Hujan selalu mengingatkanku padamu. Seolah aku begitu menyukaimu. Itu sangat tidak benar. Tentu itu tidak benar. Kau tahu itu. Aku amat mencintaimu. Tapi... anggap saja kau tidak tahu. Berpura-puralah. Sehingga pipiku bisa merona karena malu.
Pada tiap tetes gerimis yang menyenandungkan dingin. Berderak namamu seperti bisikan yang dipantulkan pada tanah, daun, bangku taman, genting, bahkan mobil yang terparkir di depan ruko itu. Menghujam tajam, lalu meresap ke dalam kulit. Laiknya aku menggigil kedinginan. Apa kamu akan bertanggung jawab?
Tapi aku tak mau mengikatmu seperti itu.
Kamu bisa jatuh dimanapun hujanku. Silahkan. Tapi tempatmu pulang hanya tanahku. Biarkan bunga tumbuh. Biarkan bulir padi menguning. Itu yang terlihat. Meski kadang kau tampak bejat.

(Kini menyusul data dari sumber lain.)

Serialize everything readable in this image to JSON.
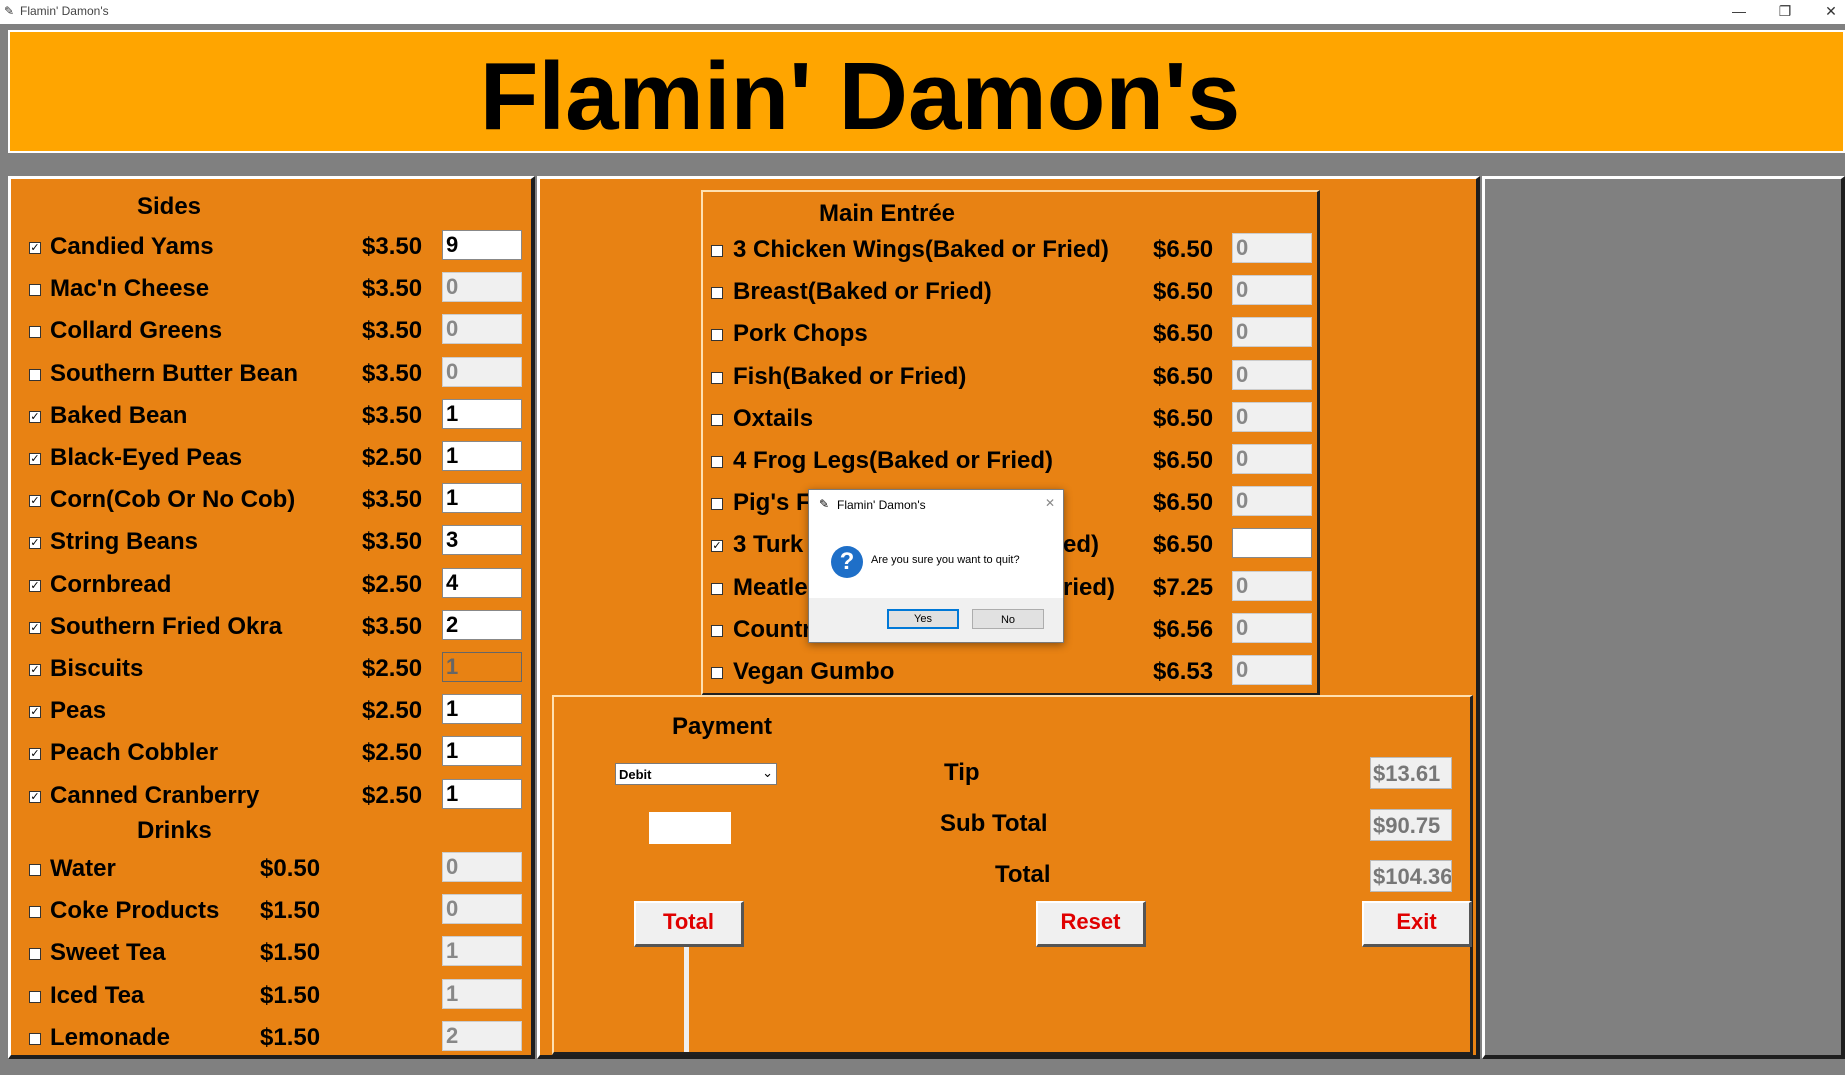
{
  "window": {
    "title": "Flamin' Damon's",
    "minimize": "—",
    "restore": "❐",
    "close": "✕"
  },
  "banner": {
    "title": "Flamin' Damon's"
  },
  "sides": {
    "heading": "Sides",
    "items": [
      {
        "label": "Candied Yams",
        "price": "$3.50",
        "qty": "9",
        "checked": true,
        "state": "active"
      },
      {
        "label": "Mac'n Cheese",
        "price": "$3.50",
        "qty": "0",
        "checked": false,
        "state": "disabled"
      },
      {
        "label": "Collard Greens",
        "price": "$3.50",
        "qty": "0",
        "checked": false,
        "state": "disabled"
      },
      {
        "label": "Southern Butter Bean",
        "price": "$3.50",
        "qty": "0",
        "checked": false,
        "state": "disabled"
      },
      {
        "label": "Baked Bean",
        "price": "$3.50",
        "qty": "1",
        "checked": true,
        "state": "active"
      },
      {
        "label": "Black-Eyed Peas",
        "price": "$2.50",
        "qty": "1",
        "checked": true,
        "state": "active"
      },
      {
        "label": "Corn(Cob Or No Cob)",
        "price": "$3.50",
        "qty": "1",
        "checked": true,
        "state": "active"
      },
      {
        "label": "String Beans",
        "price": "$3.50",
        "qty": "3",
        "checked": true,
        "state": "active"
      },
      {
        "label": "Cornbread",
        "price": "$2.50",
        "qty": "4",
        "checked": true,
        "state": "active"
      },
      {
        "label": "Southern Fried Okra",
        "price": "$3.50",
        "qty": "2",
        "checked": true,
        "state": "active"
      },
      {
        "label": "Biscuits",
        "price": "$2.50",
        "qty": "1",
        "checked": true,
        "state": "readonly"
      },
      {
        "label": "Peas",
        "price": "$2.50",
        "qty": "1",
        "checked": true,
        "state": "active"
      },
      {
        "label": "Peach Cobbler",
        "price": "$2.50",
        "qty": "1",
        "checked": true,
        "state": "active"
      },
      {
        "label": "Canned Cranberry",
        "price": "$2.50",
        "qty": "1",
        "checked": true,
        "state": "active"
      }
    ]
  },
  "drinks": {
    "heading": "Drinks",
    "items": [
      {
        "label": "Water",
        "price": "$0.50",
        "qty": "0",
        "checked": false,
        "state": "disabled"
      },
      {
        "label": "Coke Products",
        "price": "$1.50",
        "qty": "0",
        "checked": false,
        "state": "disabled"
      },
      {
        "label": "Sweet Tea",
        "price": "$1.50",
        "qty": "1",
        "checked": false,
        "state": "disabled"
      },
      {
        "label": "Iced Tea",
        "price": "$1.50",
        "qty": "1",
        "checked": false,
        "state": "disabled"
      },
      {
        "label": "Lemonade",
        "price": "$1.50",
        "qty": "2",
        "checked": false,
        "state": "disabled"
      }
    ]
  },
  "entree": {
    "heading": "Main Entrée",
    "items": [
      {
        "label": " 3 Chicken Wings(Baked or Fried)",
        "price": "$6.50",
        "qty": "0",
        "checked": false,
        "state": "disabled"
      },
      {
        "label": "Breast(Baked or Fried)",
        "price": "$6.50",
        "qty": "0",
        "checked": false,
        "state": "disabled"
      },
      {
        "label": "Pork Chops",
        "price": "$6.50",
        "qty": "0",
        "checked": false,
        "state": "disabled"
      },
      {
        "label": "Fish(Baked or Fried)",
        "price": "$6.50",
        "qty": "0",
        "checked": false,
        "state": "disabled"
      },
      {
        "label": "Oxtails",
        "price": "$6.50",
        "qty": "0",
        "checked": false,
        "state": "disabled"
      },
      {
        "label": "4 Frog Legs(Baked or Fried)",
        "price": "$6.50",
        "qty": "0",
        "checked": false,
        "state": "disabled"
      },
      {
        "label": "Pig's F",
        "price": "$6.50",
        "qty": "0",
        "checked": false,
        "state": "disabled"
      },
      {
        "label": "3 Turk",
        "suffix": "ed)",
        "price": "$6.50",
        "qty": "",
        "checked": true,
        "state": "active"
      },
      {
        "label": "Meatle",
        "suffix": "ried)",
        "price": "$7.25",
        "qty": "0",
        "checked": false,
        "state": "disabled"
      },
      {
        "label": "Countr",
        "price": "$6.56",
        "qty": "0",
        "checked": false,
        "state": "disabled"
      },
      {
        "label": "Vegan Gumbo",
        "price": "$6.53",
        "qty": "0",
        "checked": false,
        "state": "disabled"
      }
    ]
  },
  "payment": {
    "heading": "Payment",
    "method": "Debit",
    "cash_value": "",
    "tip_label": "Tip",
    "tip_value": "$13.61",
    "subtotal_label": "Sub Total",
    "subtotal_value": "$90.75",
    "total_label": "Total",
    "total_value": "$104.36",
    "btn_total": "Total",
    "btn_reset": "Reset",
    "btn_exit": "Exit"
  },
  "dialog": {
    "title": "Flamin' Damon's",
    "message": "Are you sure you want to quit?",
    "icon": "?",
    "yes": "Yes",
    "no": "No",
    "close": "✕"
  },
  "colors": {
    "banner": "#ffa500",
    "panel": "#e88213",
    "frame": "#808080",
    "button_text": "#e00000"
  }
}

Di sudut genangan rindu yang melampaui daya tampung. Kau membanjiri kota. Menghanyutkan kata-kata makian yang manis ke got-got yang tersumbat. Itu saat-saat cinta kita bersekat. Seperti lamunan yang tak sampai pada kenyataan.

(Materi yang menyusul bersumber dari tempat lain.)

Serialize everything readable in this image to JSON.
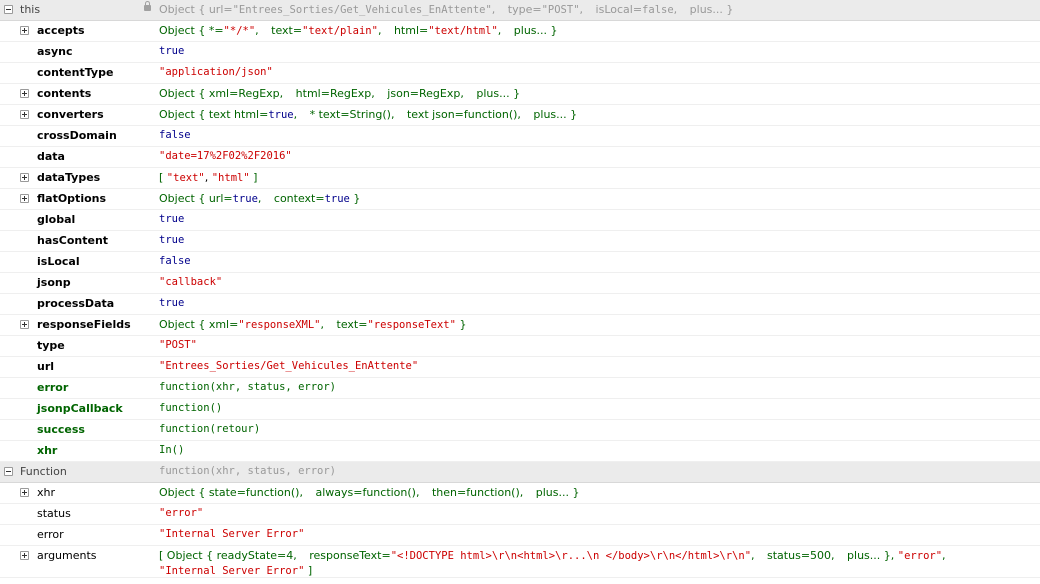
{
  "scope_this": {
    "name": "this",
    "summary": {
      "title": "Object {",
      "url_key": "url=",
      "url_val": "\"Entrees_Sorties/Get_Vehicules_EnAttente\"",
      "type_key": "type=",
      "type_val": "\"POST\"",
      "local_key": "isLocal=",
      "local_val": "false",
      "more": "plus...",
      "close": "}"
    }
  },
  "accepts": {
    "name": "accepts",
    "title": "Object {",
    "k1": "*=",
    "v1": "\"*/*\"",
    "k2": "text=",
    "v2": "\"text/plain\"",
    "k3": "html=",
    "v3": "\"text/html\"",
    "more": "plus...",
    "close": "}"
  },
  "async": {
    "name": "async",
    "value": "true"
  },
  "contentType": {
    "name": "contentType",
    "value": "\"application/json\""
  },
  "contents": {
    "name": "contents",
    "title": "Object {",
    "k1": "xml=",
    "v1": "RegExp",
    "k2": "html=",
    "v2": "RegExp",
    "k3": "json=",
    "v3": "RegExp",
    "more": "plus...",
    "close": "}"
  },
  "converters": {
    "name": "converters",
    "title": "Object {",
    "k1": "text html=",
    "v1": "true",
    "k2": "* text=",
    "v2": "String()",
    "k3": "text json=",
    "v3": "function()",
    "more": "plus...",
    "close": "}"
  },
  "crossDomain": {
    "name": "crossDomain",
    "value": "false"
  },
  "data": {
    "name": "data",
    "value": "\"date=17%2F02%2F2016\""
  },
  "dataTypes": {
    "name": "dataTypes",
    "open": "[",
    "v1": "\"text\"",
    "v2": "\"html\"",
    "close": "]"
  },
  "flatOptions": {
    "name": "flatOptions",
    "title": "Object {",
    "k1": "url=",
    "v1": "true",
    "k2": "context=",
    "v2": "true",
    "close": "}"
  },
  "global": {
    "name": "global",
    "value": "true"
  },
  "hasContent": {
    "name": "hasContent",
    "value": "true"
  },
  "isLocal": {
    "name": "isLocal",
    "value": "false"
  },
  "jsonp": {
    "name": "jsonp",
    "value": "\"callback\""
  },
  "processData": {
    "name": "processData",
    "value": "true"
  },
  "responseFields": {
    "name": "responseFields",
    "title": "Object {",
    "k1": "xml=",
    "v1": "\"responseXML\"",
    "k2": "text=",
    "v2": "\"responseText\"",
    "close": "}"
  },
  "type": {
    "name": "type",
    "value": "\"POST\""
  },
  "url": {
    "name": "url",
    "value": "\"Entrees_Sorties/Get_Vehicules_EnAttente\""
  },
  "error": {
    "name": "error",
    "value": "function(xhr, status, error)"
  },
  "jsonpCallback": {
    "name": "jsonpCallback",
    "value": "function()"
  },
  "success": {
    "name": "success",
    "value": "function(retour)"
  },
  "xhr": {
    "name": "xhr",
    "value": "In()"
  },
  "scope_function": {
    "name": "Function",
    "summary": "function(xhr, status, error)"
  },
  "fxhr": {
    "name": "xhr",
    "title": "Object {",
    "k1": "state=",
    "v1": "function()",
    "k2": "always=",
    "v2": "function()",
    "k3": "then=",
    "v3": "function()",
    "more": "plus...",
    "close": "}"
  },
  "fstatus": {
    "name": "status",
    "value": "\"error\""
  },
  "ferror": {
    "name": "error",
    "value": "\"Internal Server Error\""
  },
  "arguments": {
    "name": "arguments",
    "open": "[",
    "title": "Object {",
    "k1": "readyState=",
    "v1": "4",
    "k2": "responseText=",
    "v2": "\"<!DOCTYPE html>\\r\\n<html>\\r...\\n     </body>\\r\\n</html>\\r\\n\"",
    "k3": "status=",
    "v3": "500",
    "more": "plus...",
    "objclose": "}",
    "s1": "\"error\"",
    "s2": "\"Internal Server Error\"",
    "close": "]"
  }
}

Hujan selalu tentang dirimu, yang menebarkan hangat pada tanganku saat kau genggam di jalan sepi di kampusku. Tentang dirimu yang cemburu saat sajak kopi ini terbaca laki-laki lain. Harusnya aku tertawa bahagia. Hahahaha...
Tapi bukan itu yang kumau.
Tentunya kamu tahu sulitnya menjadi aku yang menentang matahari sendirian. Hujan baru datang setelah keringatku meleleh di ketiak. Tentu aku bukan perempuan yang suka berteriak. Kamu selalu berbisik padaku tentang takdir yang membuat kita bertemu. Entah karena Tuhan atau bukan. Kita akan selalu bertemu.
Tuhan.
Tentu sebagai makhluk beriman aku harus percaya Dialah yang menjatuhkanmu dari langit ke pangkuanku. Tentu begitu. Kau lelaki hujanku, dan aku tanah merah yang pemarah. Kalau bukan karena Tuhan tentu tidak ada yang dapat kupersalahkan atas cintaku kepadamu.